He Didn’t Know…
I’m sitting in my hotel room in Vienna, Austria, reflecting on the last couple of days with the 2020 group that came with us to Vienna. Our host, Dennis Jale, the Imperials, Glen D. Hardin, the Holladay Sisters, Donna Presley, Elvis’ cousin, and Paul Leim, one of the really great drummers still making it happen on stage. He’s here with his beautiful wife of 51 years, Jeannie. As we sat around the top floor of the Intercontinental Hotel, we shared stories, we listened to Glen D Hardin tell of his arranging history. He told us he developed an interest in orchestration long before working with Elvis. He went to the book store and bought a book for $1.25 on the instruments he would arrange and their ranges. He didn’t know what Coda or the D.S sign meant so he looked them up in that little book. After learning the definitions of the terms used, he went through the L.A. phone book looking for a musician who could help him. He finally found one. The man said I’ll teach you the basics in an hour. So one Saturday. He went to his home, they sat down, and this musician began giving him loads of information on chords, terms to be used for charting, and valuable points to consider when scoring a chart for orchestra.

It wasn’t long after that, he began writing for orchestra and without one lesson from a university professor! I’m sure there would be one somewhere who might have been able to help, but Glen didn’t need a semester learning from a professor who knew the same things that little book had already told him. The best instruction you will ever have is sitting under or behind one who has done it well. Experience has always been a better teacher than a classroom professor who couldn’t make it in the real world of music. If you have the talent, you can take it from there.
By the time he wound up with Elvis, he had already begun to do orchestrations for many artists. One of his first was for the First Edition where he arranged the song, “Ruby”.
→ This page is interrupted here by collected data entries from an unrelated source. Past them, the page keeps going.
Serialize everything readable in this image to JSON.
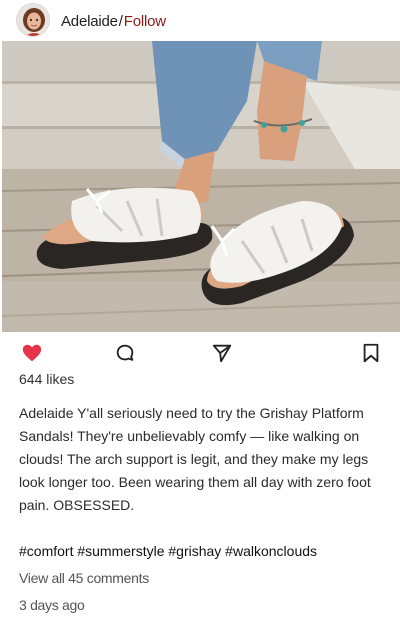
{
  "post": {
    "username": "Adelaide",
    "separator": "/",
    "follow_label": "Follow",
    "likes": "644 likes",
    "caption_user": "Adelaide",
    "caption_text": "Y'all seriously need to try the Grishay Platform Sandals! They're unbelievably comfy — like walking on clouds! The arch support is legit, and they make my legs look longer too. Been wearing them all day with zero foot pain. OBSESSED.",
    "hashtags": "#comfort #summerstyle #grishay #walkonclouds",
    "comments_link": "View all 45 comments",
    "timestamp": "3 days ago"
  },
  "icons": {
    "like": "heart-icon",
    "comment": "comment-bubble-icon",
    "share": "send-arrow-icon",
    "save": "bookmark-icon"
  },
  "colors": {
    "follow": "#8b1a1a",
    "liked_heart": "#e8334a",
    "icon_stroke": "#222222"
  }
}
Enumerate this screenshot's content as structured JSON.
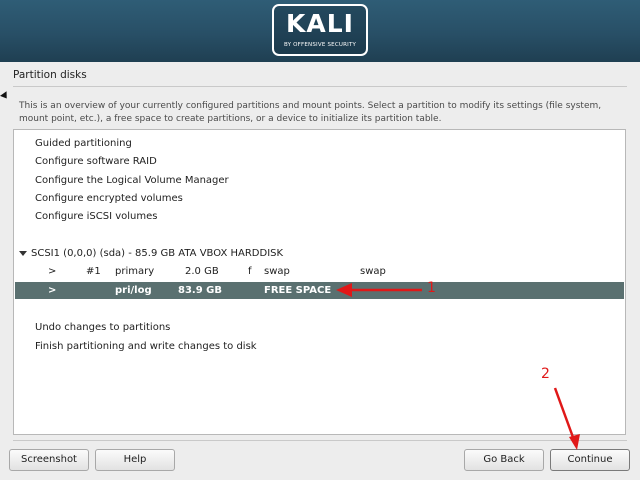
{
  "banner": {
    "logo_text": "KALI",
    "logo_subtext": "BY OFFENSIVE SECURITY"
  },
  "step_title": "Partition disks",
  "description": "This is an overview of your currently configured partitions and mount points. Select a partition to modify its settings (file system, mount point, etc.), a free space to create partitions, or a device to initialize its partition table.",
  "menu_top": [
    {
      "label": "Guided partitioning"
    },
    {
      "label": "Configure software RAID"
    },
    {
      "label": "Configure the Logical Volume Manager"
    },
    {
      "label": "Configure encrypted volumes"
    },
    {
      "label": "Configure iSCSI volumes"
    }
  ],
  "disk": {
    "label": "SCSI1 (0,0,0) (sda) - 85.9 GB ATA VBOX HARDDISK",
    "partitions": [
      {
        "marker": ">",
        "number": "#1",
        "type": "primary",
        "size": "2.0 GB",
        "flag": "f",
        "fs": "swap",
        "mount": "swap",
        "selected": false
      },
      {
        "marker": ">",
        "number": "",
        "type": "pri/log",
        "size": "83.9 GB",
        "flag": "",
        "fs": "FREE SPACE",
        "mount": "",
        "selected": true
      }
    ]
  },
  "menu_bottom": [
    {
      "label": "Undo changes to partitions"
    },
    {
      "label": "Finish partitioning and write changes to disk"
    }
  ],
  "buttons": {
    "screenshot": "Screenshot",
    "help": "Help",
    "go_back": "Go Back",
    "continue": "Continue"
  },
  "annotations": {
    "label_1": "1",
    "label_2": "2",
    "color": "#e01818"
  },
  "colors": {
    "banner": "#284f66",
    "selected_row": "#5a7070",
    "background": "#ededed"
  }
}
We had been in rehearsals with Elvis for several weeks in Los Angeles before the big opening in Las Vegas. Glen wasn’t in the first month with us. A man named Larry Muhoberac was our first pianist. Our second month-long stay in Vegas, Glen D came on board. We were hashing out a few mistakes in rehearsal and Elvis said to the band, “I sure would like to cut Let It Be Me. We don’t have a chart on it but maybe soon I’ll hire someone to write one out”. Glen told us he went up to his room, took out his pencil and manuscript paper, and wrote the arrangement to that song in four hours! The next night when Elvis came down for soundcheck before the show, Glen passed out his arrangement to the orchestra, and as Elvis walked into the showroom, Glen hit the downbeat to the song for Elvis to hear. IT WAS BEAUTIFUL! From that night on, Glen orchestrated all of Elvis’s songs.

Glen D. Hardin is a very talented and humble man who merely decided he wanted to do something, so he did it! What a great lesson in that for all of us to learn. We are only limited by our minds. If we think we can do it, we probably can. You never know until you try. Study your craft and be the best you can be and you never know the doors God will open for you.